Lollipop
by Gregory Forstner
From September 18 to November 6, 2021
Finissage on Sunday, November 7 from 2:00 pm to 6:00 pm
Finissage on November 7 from 2:00 pm to 6:00 pm, as part of the event Un Dimanche à la Galerie, organized by the Comité professionnel des galeries d’art.
Eva Vautier Gallery is pleased to present Gregory Forstner’s exhibition ‘Lollipop’ (second exhibition at the gallery after La Fiancée du Collectionneur in 2015). As a continuation of his exhibition at the FRAC Occitanie in Montpellier and in parallel to his retrospective exhibition at the Suquet des artistes in Cannes, we present here unpublished works realized since last year.
During this particularly singular temporality that we experienced collectively, Gregory Forstner surprised himself by renewing his vocabulary. For the first time, the figure has been present since the beginning of his career and his studies at the Villa Arson. The artist focuses on the bouquet motif already featured in 2019 in ‘Flowers for the Bold’. For a year, he has been producing a set of still lifes which would be as many possible vanities, considerations on this collective temporality.

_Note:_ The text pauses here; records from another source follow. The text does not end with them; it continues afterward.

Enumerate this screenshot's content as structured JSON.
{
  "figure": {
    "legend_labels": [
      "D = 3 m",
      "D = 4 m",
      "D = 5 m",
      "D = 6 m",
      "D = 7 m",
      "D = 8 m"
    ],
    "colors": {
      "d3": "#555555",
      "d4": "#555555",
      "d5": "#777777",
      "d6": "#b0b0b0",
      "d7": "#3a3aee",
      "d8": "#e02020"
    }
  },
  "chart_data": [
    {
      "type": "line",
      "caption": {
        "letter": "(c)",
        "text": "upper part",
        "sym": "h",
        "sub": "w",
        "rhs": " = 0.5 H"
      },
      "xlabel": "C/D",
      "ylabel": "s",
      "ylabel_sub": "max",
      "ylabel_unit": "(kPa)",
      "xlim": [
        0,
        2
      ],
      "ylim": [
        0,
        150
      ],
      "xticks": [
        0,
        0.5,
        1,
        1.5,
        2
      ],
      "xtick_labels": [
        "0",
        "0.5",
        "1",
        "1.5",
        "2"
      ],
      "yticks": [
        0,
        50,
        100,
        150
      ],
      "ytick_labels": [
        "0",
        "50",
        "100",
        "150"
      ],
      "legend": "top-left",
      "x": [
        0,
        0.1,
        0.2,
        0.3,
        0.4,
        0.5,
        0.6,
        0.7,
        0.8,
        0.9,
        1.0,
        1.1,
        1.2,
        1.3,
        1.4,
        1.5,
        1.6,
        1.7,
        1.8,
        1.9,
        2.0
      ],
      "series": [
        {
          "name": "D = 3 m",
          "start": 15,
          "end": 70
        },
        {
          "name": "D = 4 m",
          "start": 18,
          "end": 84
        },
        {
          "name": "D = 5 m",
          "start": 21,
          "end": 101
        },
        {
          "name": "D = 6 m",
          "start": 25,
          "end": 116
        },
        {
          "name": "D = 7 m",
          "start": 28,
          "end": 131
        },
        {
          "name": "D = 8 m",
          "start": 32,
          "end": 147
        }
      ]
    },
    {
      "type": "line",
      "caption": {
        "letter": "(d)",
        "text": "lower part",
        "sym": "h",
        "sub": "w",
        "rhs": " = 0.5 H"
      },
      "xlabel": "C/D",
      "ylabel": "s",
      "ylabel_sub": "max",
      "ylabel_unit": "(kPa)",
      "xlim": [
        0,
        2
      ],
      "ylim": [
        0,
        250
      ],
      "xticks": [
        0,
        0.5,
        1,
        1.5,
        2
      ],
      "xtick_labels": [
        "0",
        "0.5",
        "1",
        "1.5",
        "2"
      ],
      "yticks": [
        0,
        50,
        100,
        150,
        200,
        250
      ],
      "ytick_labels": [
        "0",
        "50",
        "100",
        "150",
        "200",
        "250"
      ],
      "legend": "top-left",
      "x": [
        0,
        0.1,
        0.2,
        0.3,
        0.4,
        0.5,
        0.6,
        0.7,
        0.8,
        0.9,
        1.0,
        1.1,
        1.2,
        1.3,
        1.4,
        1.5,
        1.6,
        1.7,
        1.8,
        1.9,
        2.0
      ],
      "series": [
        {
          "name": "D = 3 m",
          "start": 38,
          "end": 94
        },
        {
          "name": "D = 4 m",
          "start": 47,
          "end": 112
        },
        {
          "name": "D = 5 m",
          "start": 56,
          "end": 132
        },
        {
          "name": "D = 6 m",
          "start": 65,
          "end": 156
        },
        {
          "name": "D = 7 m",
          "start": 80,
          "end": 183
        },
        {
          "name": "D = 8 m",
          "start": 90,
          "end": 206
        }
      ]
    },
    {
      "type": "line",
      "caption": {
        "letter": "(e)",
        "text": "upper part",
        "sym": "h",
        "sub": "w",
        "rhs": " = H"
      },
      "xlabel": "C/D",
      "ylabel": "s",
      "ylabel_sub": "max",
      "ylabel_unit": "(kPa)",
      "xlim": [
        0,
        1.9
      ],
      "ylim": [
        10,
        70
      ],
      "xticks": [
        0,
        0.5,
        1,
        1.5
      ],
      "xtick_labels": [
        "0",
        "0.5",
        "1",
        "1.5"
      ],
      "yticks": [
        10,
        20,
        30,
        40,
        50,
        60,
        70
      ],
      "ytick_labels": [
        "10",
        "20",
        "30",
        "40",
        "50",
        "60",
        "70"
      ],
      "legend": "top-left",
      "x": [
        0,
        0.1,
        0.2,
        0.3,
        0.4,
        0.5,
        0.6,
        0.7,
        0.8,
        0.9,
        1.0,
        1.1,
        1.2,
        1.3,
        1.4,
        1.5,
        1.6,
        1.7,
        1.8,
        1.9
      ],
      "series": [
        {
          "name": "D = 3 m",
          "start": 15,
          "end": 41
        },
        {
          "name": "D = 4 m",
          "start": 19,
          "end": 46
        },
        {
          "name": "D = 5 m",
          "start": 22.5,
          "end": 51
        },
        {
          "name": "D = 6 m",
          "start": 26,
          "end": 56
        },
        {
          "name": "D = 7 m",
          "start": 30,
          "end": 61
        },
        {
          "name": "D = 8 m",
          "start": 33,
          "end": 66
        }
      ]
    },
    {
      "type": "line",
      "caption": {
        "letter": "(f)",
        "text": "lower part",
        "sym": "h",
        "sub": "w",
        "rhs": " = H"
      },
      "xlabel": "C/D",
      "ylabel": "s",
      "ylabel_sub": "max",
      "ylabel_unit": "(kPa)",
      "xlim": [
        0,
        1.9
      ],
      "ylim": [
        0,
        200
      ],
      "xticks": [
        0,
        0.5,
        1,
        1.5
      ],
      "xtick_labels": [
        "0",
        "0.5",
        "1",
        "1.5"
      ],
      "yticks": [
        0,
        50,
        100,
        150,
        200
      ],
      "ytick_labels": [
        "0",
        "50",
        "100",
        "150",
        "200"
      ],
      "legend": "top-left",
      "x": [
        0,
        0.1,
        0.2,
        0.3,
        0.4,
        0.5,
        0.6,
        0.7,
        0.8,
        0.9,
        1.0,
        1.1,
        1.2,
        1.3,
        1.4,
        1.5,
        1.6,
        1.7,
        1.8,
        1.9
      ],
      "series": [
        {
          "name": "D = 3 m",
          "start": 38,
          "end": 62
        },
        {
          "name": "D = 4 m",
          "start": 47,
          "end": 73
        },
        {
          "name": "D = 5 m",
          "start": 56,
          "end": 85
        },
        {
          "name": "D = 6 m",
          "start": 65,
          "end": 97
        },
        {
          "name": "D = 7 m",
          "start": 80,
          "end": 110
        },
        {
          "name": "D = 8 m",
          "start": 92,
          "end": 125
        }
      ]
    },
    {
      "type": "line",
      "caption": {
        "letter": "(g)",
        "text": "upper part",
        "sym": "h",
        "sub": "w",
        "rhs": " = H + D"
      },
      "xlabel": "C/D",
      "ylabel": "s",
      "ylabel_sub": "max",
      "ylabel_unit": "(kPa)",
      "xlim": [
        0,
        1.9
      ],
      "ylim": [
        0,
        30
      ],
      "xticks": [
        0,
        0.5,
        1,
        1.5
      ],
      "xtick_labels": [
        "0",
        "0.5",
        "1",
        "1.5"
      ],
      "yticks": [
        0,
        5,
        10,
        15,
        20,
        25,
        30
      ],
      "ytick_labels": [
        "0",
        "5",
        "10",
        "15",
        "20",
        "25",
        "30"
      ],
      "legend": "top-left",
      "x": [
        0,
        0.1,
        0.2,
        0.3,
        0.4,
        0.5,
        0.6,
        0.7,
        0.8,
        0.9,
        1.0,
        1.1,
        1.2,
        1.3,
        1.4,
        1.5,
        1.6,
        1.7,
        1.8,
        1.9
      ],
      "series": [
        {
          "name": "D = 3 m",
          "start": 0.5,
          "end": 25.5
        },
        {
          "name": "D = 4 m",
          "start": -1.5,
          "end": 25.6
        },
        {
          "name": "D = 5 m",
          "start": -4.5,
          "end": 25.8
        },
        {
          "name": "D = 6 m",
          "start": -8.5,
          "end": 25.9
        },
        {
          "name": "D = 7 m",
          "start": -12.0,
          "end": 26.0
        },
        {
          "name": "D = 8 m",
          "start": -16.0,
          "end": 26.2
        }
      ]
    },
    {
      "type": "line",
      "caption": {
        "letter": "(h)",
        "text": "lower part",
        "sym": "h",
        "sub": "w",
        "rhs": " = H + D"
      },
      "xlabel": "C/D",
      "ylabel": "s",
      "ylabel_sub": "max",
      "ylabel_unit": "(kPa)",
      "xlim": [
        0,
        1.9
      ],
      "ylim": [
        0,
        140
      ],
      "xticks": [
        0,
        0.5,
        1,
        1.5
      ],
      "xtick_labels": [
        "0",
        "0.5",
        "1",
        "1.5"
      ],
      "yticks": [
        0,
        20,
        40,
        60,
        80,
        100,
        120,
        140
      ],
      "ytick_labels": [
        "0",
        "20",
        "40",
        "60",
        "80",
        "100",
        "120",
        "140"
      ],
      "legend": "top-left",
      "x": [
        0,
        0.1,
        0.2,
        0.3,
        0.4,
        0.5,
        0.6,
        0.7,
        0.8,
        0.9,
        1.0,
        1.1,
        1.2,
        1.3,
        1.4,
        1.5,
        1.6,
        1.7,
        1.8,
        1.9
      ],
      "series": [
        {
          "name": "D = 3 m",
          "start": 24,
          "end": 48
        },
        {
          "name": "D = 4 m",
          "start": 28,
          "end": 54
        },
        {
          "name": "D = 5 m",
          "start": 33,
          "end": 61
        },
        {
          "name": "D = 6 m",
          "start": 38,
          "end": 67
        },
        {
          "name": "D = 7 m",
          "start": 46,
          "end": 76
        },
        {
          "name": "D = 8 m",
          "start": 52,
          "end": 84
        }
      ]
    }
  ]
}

Lollipop’, beyond its most immediate evocation, is a scientific experiment conducted by Melvin Calvin and Andy Benson to illuminate a culture of green algae by white light. In doing so, Calvin’s group shows that sunlight acts on chlorophyll in a plant to fuel the construction of organic compounds.
As in the scientific experiment, there is in this work of painting and drawing as the attempt to resort to elementary, primitive gestures, the experience of a regeneration from ‘almost nothing’ and of which only the need of life, desire and pleasure would be the vehicle. The use of this elementary motif allows Gregory Forstner to activate this emotional charge that has been held back until now in the real. Here, the notions of surface, verticality and horizontality, ergonomics, gravity, body and centrality – of physicality – are found as much in the artist’s account of his experience of swimming in open water as in his experience of painting.